Discussion in 'Off-Topic Discussions' started by Phdtobe, Mar 13, 2019.

  1. Phdtobe

    Phdtobe Well-Known Member

  2. sanantone

    sanantone Well-Known Member

    The U.S. is even worse. After Canada made the decision, the FAA could no longer make excuses.
  3. heirophant

    heirophant Well-Known Member

    It might help to know what actually caused this Ethiopian crash. Do we know? Have the voice and data recorders been downloaded?

    The only information that I've seen concerns the Lion Air crash in Indonesia which apparently involved the flight control system's anti-stall provisions. Several other pilots have reported having to turn it off to regain control of their airplanes. But... as far as I know, we don't know if that this had anything to do with the Ethiopian crash.

    Witnesses in Ethiopia describe the airplane making loud sounds and trailing smoke before it crashed. That suggests a different sort of problem. It sounds to me (a layman) like an engine compressor stall or surge. (That's just speculation.)


    The loss of an engine might conceivably have led to a loss of airspeed that triggered the anti-stall automatic control system that forced the plane's nose down. (That's just speculation.)

    And consternation attending the loss of an engine and perhaps inadequate training caused the pilots to fail to take action necessary to recover control of the aircraft. (That's speculation too.)

    That might constitute an explanation that combines an engine fault (itself with many different possible explanations from a manufacturing defect to improper maintenance), a badly designed automatic control system and pilot error. It's just speculation though, without data from the recorders.

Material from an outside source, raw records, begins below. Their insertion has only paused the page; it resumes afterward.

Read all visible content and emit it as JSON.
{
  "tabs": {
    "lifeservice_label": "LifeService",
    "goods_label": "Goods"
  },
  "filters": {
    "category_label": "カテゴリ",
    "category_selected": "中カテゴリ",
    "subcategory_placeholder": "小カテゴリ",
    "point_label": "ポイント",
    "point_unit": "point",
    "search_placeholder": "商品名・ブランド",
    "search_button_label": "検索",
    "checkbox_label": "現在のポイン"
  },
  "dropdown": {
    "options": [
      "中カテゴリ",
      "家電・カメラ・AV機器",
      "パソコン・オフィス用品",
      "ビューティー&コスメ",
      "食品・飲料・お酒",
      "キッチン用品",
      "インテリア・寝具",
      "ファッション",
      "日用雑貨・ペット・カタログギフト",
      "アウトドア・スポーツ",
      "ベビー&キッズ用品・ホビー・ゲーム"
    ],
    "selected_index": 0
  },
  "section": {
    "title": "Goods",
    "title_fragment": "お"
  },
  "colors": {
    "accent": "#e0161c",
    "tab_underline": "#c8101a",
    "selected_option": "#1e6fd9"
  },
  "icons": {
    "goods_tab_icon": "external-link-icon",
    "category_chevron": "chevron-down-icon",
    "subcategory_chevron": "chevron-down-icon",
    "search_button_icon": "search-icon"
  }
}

    I don't want to assign blame to anyone specifically (plane manufacturer, airline pilots and aircraft maintenance, engine manufacturer and maintenance) until I see some better facts.

    I can't blame the various aviation authorities for grounding the planes in the absence of facts. (Abundance of caution.) But I don't want to start criticizing the Canadians or the Americans for being slower than other countries that simply jumped to conclusions.
    SteveFoerster and Phdtobe like this.
  4. sanantone

    sanantone Well-Known Member

    So far, it's believed the planes had the same issue.
  5. Phdtobe

    Phdtobe Well-Known Member

    There were many discussions in Canada by experts for and against grounding. However, the general consensus in Canada is that the 737 max is a new type of planes. By piggybacking on the 737 model there were financial gains to be had at the expense of due diligence and public safety to the public. I do not understand the argument, but corporate greed seems to be at its roots.